Tendências para procurar trabalho em 2011

CV digital, teletrabalho, presença em redes sociais – a forma de trabalhar e procurar emprego vai alterar-se.

Há dois anos, quando as taxas de desemprego atingiram níveis alarmantes nos Estados Unidos, chegando aos 10% depois de quase três décadas de tranquilidade, todos apostavam em 2010 como o ano da recuperação. Mas não foi bem assim: próximos do Natal, os EUA estão com 9,8% de desemprego.
No entanto, o mercado de trabalho evoluiu de formas interessantes, segundo um recente relatório da Elance, um “marketplace” online de empregos para “freelancers”. As tecnologias, as capacidades de marketing e o meio pelos quais são transmitidos são cada vez mais centrados na Wb.
Então, para quem procura um novo emprego e quer começar 2011 com uma perspectiva melhor, eis algumas tendências de pendor tecnológico que podem ser importantes para o próximo ano.
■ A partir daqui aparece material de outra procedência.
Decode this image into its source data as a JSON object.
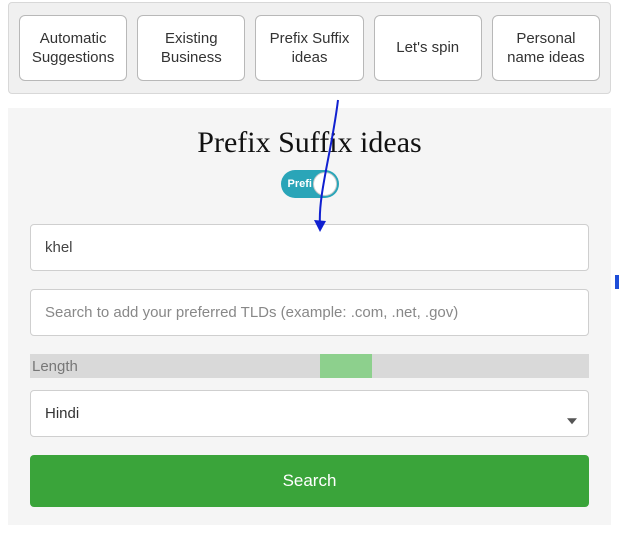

1. Currículo digital substitui papel
Está na altura de deixar de imprimir o seu CV.
O CV digital pode ser um perfil no LinkedIn ou um blogue pessoal. Pode ainda ser um serviço contratado como o Elance, que possibilita interagir com outros membros da rede e exibir o seu portefólio com base em exemplos online. À semelhança do LinkedIn, o Elance também exibe recomendações de colegas, prova irrefutável da sua competência.
“É o fim do CV impresso”, diz o CEO da Elance, Fabrio Rosati. “São estáticos e ficam desactualizados a uma enorme velocidade”, adverte.
Rosati diz que, para 2011, as perspectivas de ser detectado digitalmente antes de qualquer contacto directo são enormes.

2. Telemóvel é o novo desktop
Durante todo este ano ficou evidente que as empresas e os consumidores querem soluções que funcionem bem em dispositivos móveis e em desktops. Isso não passa despercebido às agências de recursos humanos digitais.
A Elance detectou um aumento de 98% na procura por aplicações compatíveis com as plataformas móveis. Um forte indício de que as empresas irão lançar mais e mais dispositivos móveis.
Essa mudança terá reflexo directo na forma como os sites são programados. Para 2011, esperam-se sites com um design mais ligeiro e de fácil leitura, melhores para um ecrã de 3,5 polegadas do que para o computador.

3. Trabalho online
Todos os anos, as comunicações derrubam barreiras muito vistas como dificuldades para que certas tarefas fossem cumpridas a partir de qualquer lugar.
Para 2011, essa tendência deve aumentar. De acordo com a Elance, os recursos de plataformas colaborativas, a banda larga em níveis aceitáveis, a telepresença e outras soluções virtuais podem facilitar o chamado Home Office.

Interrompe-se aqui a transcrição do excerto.